A teacher colleague, who was also a mother of two students of mine, was murdered. Although she was not Jewish, can I say Kaddish for her and pray for her family?.
It is not recommended to say Kaddish in this case. You can pray for the family, and help them in any way you can.
A number of poskim, such as Zekan Aharon (2:87) Rav Ovadyah Yosef (see Yecheveh Daas 6:60; Yalkut Yosef 7:27), and others, write that it is permitted, in principle, to recite Kaddish over a non-Jew. This is also stated in Shut Maamakim (Vol. 3, p. 71). See also, at length, Mekavtziel, vol. 35, pp. 89ff.
However, the sources relate to special cases, such as a son born to a non-Jewish father, or to a non-Jew who saved Jewish lives in the Holocaust. In these cases, poskim write that it is permitted to say Kaddish for a non-Jew, and some write (see Zekan Aharon) that one should say Kaddish.
In the case of the question, you can certainly pray for the peace of the family, and for their wellbeing, and to help them in any way you can.
Concerning Kaddish, in the simple sense, Kaddish is an expression of honor for the departed, and applies specifically to parents.

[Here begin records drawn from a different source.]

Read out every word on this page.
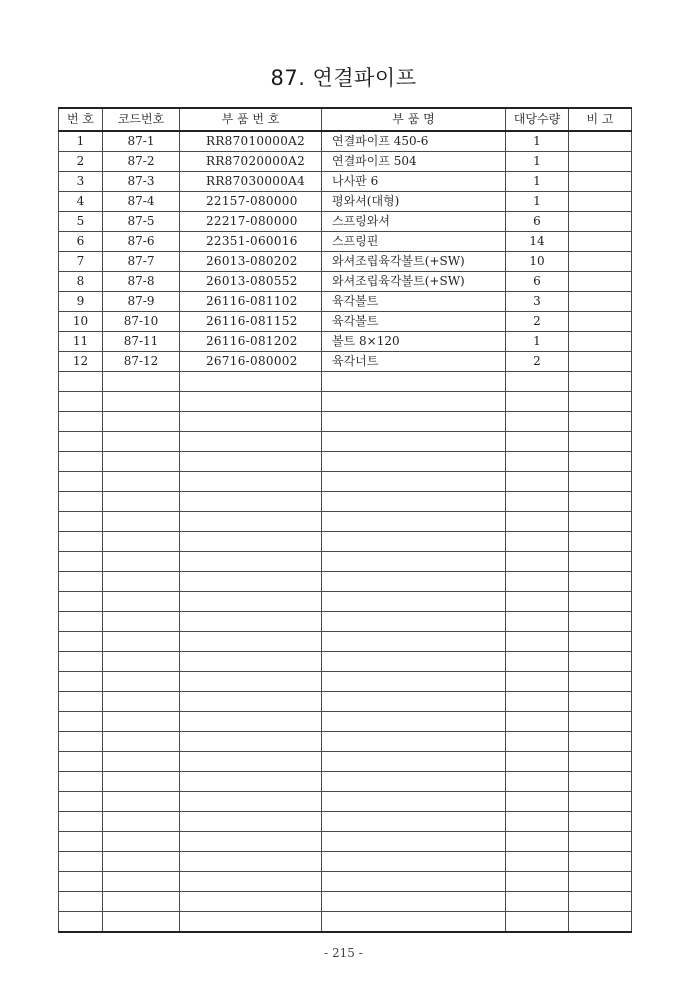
87. 연결파이프
번 호	코드번호	부 품 번 호	부 품 명	대당수량	비 고
1	87-1	RR87010000A2	연결파이프 450-6	1	
2	87-2	RR87020000A2	연결파이프 504	1	
3	87-3	RR87030000A4	나사판 6	1	
4	87-4	22157-080000	평와셔(대형)	1	
5	87-5	22217-080000	스프링와셔	6	
6	87-6	22351-060016	스프링핀	14	
7	87-7	26013-080202	와셔조립육각볼트(+SW)	10	
8	87-8	26013-080552	와셔조립육각볼트(+SW)	6	
9	87-9	26116-081102	육각볼트	3	
10	87-10	26116-081152	육각볼트	2	
11	87-11	26116-081202	볼트 8×120	1	
12	87-12	26716-080002	육각너트	2	

- 215 -
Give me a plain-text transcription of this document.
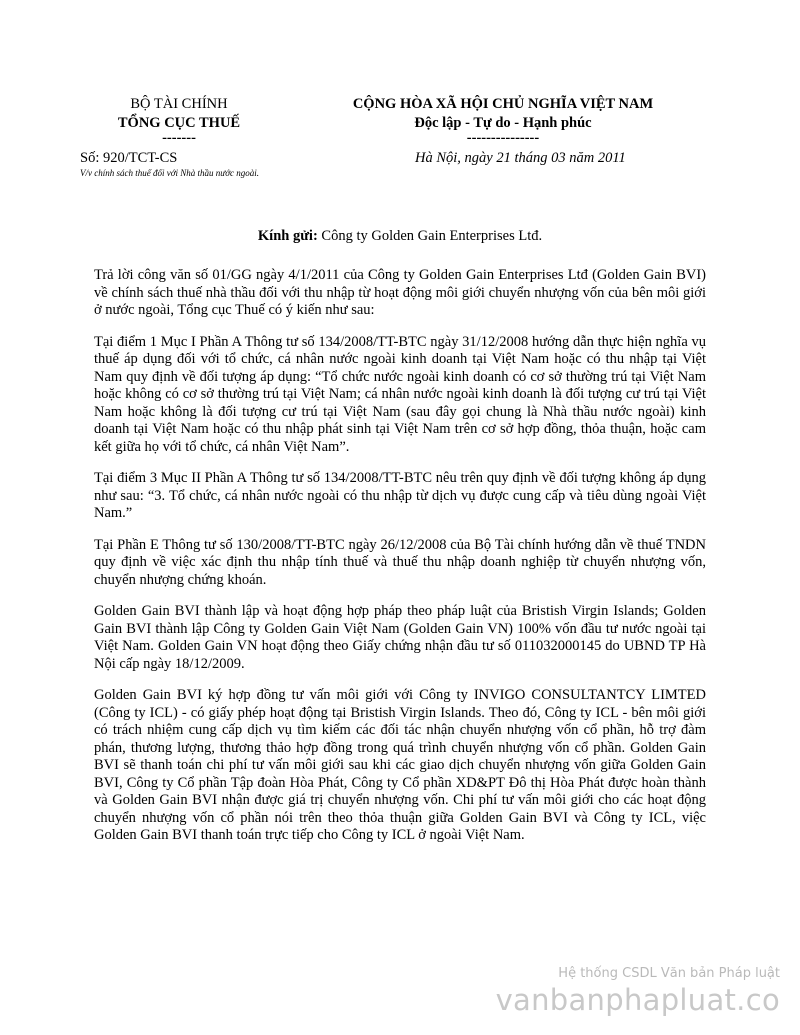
BỘ TÀI CHÍNH
TỔNG CỤC THUẾ
-------
CỘNG HÒA XÃ HỘI CHỦ NGHĨA VIỆT NAM
Độc lập - Tự do - Hạnh phúc
---------------
Số: 920/TCT-CS	Hà Nội, ngày 21 tháng 03 năm 2011
V/v chính sách thuế đối với Nhà thầu nước ngoài.
Kính gửi: Công ty Golden Gain Enterprises Ltđ.

Trả lời công văn số 01/GG ngày 4/1/2011 của Công ty Golden Gain Enterprises Ltđ (Golden Gain BVI) về chính sách thuế nhà thầu đối với thu nhập từ hoạt động môi giới chuyển nhượng vốn của bên môi giới ở nước ngoài, Tổng cục Thuế có ý kiến như sau:

Tại điểm 1 Mục I Phần A Thông tư số 134/2008/TT-BTC ngày 31/12/2008 hướng dẫn thực hiện nghĩa vụ thuế áp dụng đối với tổ chức, cá nhân nước ngoài kinh doanh tại Việt Nam hoặc có thu nhập tại Việt Nam quy định về đối tượng áp dụng: “Tổ chức nước ngoài kinh doanh có cơ sở thường trú tại Việt Nam hoặc không có cơ sở thường trú tại Việt Nam; cá nhân nước ngoài kinh doanh là đối tượng cư trú tại Việt Nam hoặc không là đối tượng cư trú tại Việt Nam (sau đây gọi chung là Nhà thầu nước ngoài) kinh doanh tại Việt Nam hoặc có thu nhập phát sinh tại Việt Nam trên cơ sở hợp đồng, thỏa thuận, hoặc cam kết giữa họ với tổ chức, cá nhân Việt Nam”.

Tại điểm 3 Mục II Phần A Thông tư số 134/2008/TT-BTC nêu trên quy định về đối tượng không áp dụng như sau: “3. Tổ chức, cá nhân nước ngoài có thu nhập từ dịch vụ được cung cấp và tiêu dùng ngoài Việt Nam.”

Tại Phần E Thông tư số 130/2008/TT-BTC ngày 26/12/2008 của Bộ Tài chính hướng dẫn về thuế TNDN quy định về việc xác định thu nhập tính thuế và thuế thu nhập doanh nghiệp từ chuyển nhượng vốn, chuyển nhượng chứng khoán.

Golden Gain BVI thành lập và hoạt động hợp pháp theo pháp luật của Bristish Virgin Islands; Golden Gain BVI thành lập Công ty Golden Gain Việt Nam (Golden Gain VN) 100% vốn đầu tư nước ngoài tại Việt Nam. Golden Gain VN hoạt động theo Giấy chứng nhận đầu tư số 011032000145 do UBND TP Hà Nội cấp ngày 18/12/2009.

Golden Gain BVI ký hợp đồng tư vấn môi giới với Công ty INVIGO CONSULTANTCY LIMTED (Công ty ICL) - có giấy phép hoạt động tại Bristish Virgin Islands. Theo đó, Công ty ICL - bên môi giới có trách nhiệm cung cấp dịch vụ tìm kiếm các đối tác nhận chuyển nhượng vốn cổ phần, hỗ trợ đàm phán, thương lượng, thương thảo hợp đồng trong quá trình chuyển nhượng vốn cổ phần. Golden Gain BVI sẽ thanh toán chi phí tư vấn môi giới sau khi các giao dịch chuyển nhượng vốn giữa Golden Gain BVI, Công ty Cổ phần Tập đoàn Hòa Phát, Công ty Cổ phần XD&PT Đô thị Hòa Phát được hoàn thành và Golden Gain BVI nhận được giá trị chuyển nhượng vốn. Chi phí tư vấn môi giới cho các hoạt động chuyển nhượng vốn cổ phần nói trên theo thỏa thuận giữa Golden Gain BVI và Công ty ICL, việc Golden Gain BVI thanh toán trực tiếp cho Công ty ICL ở ngoài Việt Nam.

Hệ thống CSDL Văn bản Pháp luật
vanbanphapluat.co
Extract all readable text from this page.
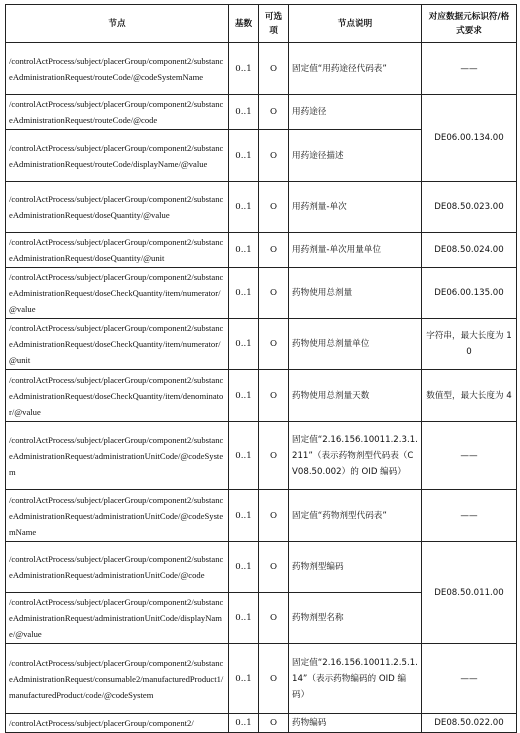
节点	基数	可选项	节点说明	对应数据元标识符/格式要求
/controlActProcess/subject/placerGroup/component2/substanceAdministrationRequest/routeCode/@codeSystemName	0..1	O	固定值“用药途径代码表”	——
/controlActProcess/subject/placerGroup/component2/substanceAdministrationRequest/routeCode/@code	0..1	O	用药途径	DE06.00.134.00
/controlActProcess/subject/placerGroup/component2/substanceAdministrationRequest/routeCode/displayName/@value	0..1	O	用药途径描述	
/controlActProcess/subject/placerGroup/component2/substanceAdministrationRequest/doseQuantity/@value	0..1	O	用药剂量-单次	DE08.50.023.00
/controlActProcess/subject/placerGroup/component2/substanceAdministrationRequest/doseQuantity/@unit	0..1	O	用药剂量-单次用量单位	DE08.50.024.00
/controlActProcess/subject/placerGroup/component2/substanceAdministrationRequest/doseCheckQuantity/item/numerator/@value	0..1	O	药物使用总剂量	DE06.00.135.00
/controlActProcess/subject/placerGroup/component2/substanceAdministrationRequest/doseCheckQuantity/item/numerator/@unit	0..1	O	药物使用总剂量单位	字符串，最大长度为 10
/controlActProcess/subject/placerGroup/component2/substanceAdministrationRequest/doseCheckQuantity/item/denominator/@value	0..1	O	药物使用总剂量天数	数值型，最大长度为 4
/controlActProcess/subject/placerGroup/component2/substanceAdministrationRequest/administrationUnitCode/@codeSystem	0..1	O	固定值“2.16.156.10011.2.3.1.211”（表示药物剂型代码表（CV08.50.002）的 OID 编码）	——
/controlActProcess/subject/placerGroup/component2/substanceAdministrationRequest/administrationUnitCode/@codeSystemName	0..1	O	固定值“药物剂型代码表”	——
/controlActProcess/subject/placerGroup/component2/substanceAdministrationRequest/administrationUnitCode/@code	0..1	O	药物剂型编码	DE08.50.011.00
/controlActProcess/subject/placerGroup/component2/substanceAdministrationRequest/administrationUnitCode/displayName/@value	0..1	O	药物剂型名称	
/controlActProcess/subject/placerGroup/component2/substanceAdministrationRequest/consumable2/manufacturedProduct1/manufacturedProduct/code/@codeSystem	0..1	O	固定值“2.16.156.10011.2.5.1.14”（表示药物编码的 OID 编码）	——
/controlActProcess/subject/placerGroup/component2/	0..1	O	药物编码	DE08.50.022.00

In a deeper, more kabbalistic sense, it is a tikun for the soul of the deceased, yet a tikun that is specific, in general to sons and descendents.
In special cases, a person can say Kaddish for non-family members, but extending this to non-Jews is not found in halachic authorities.
Therefore, it is not recommended to say Kaddish for a non-Jew, non-family member — although there is no formal prohibition in doing so.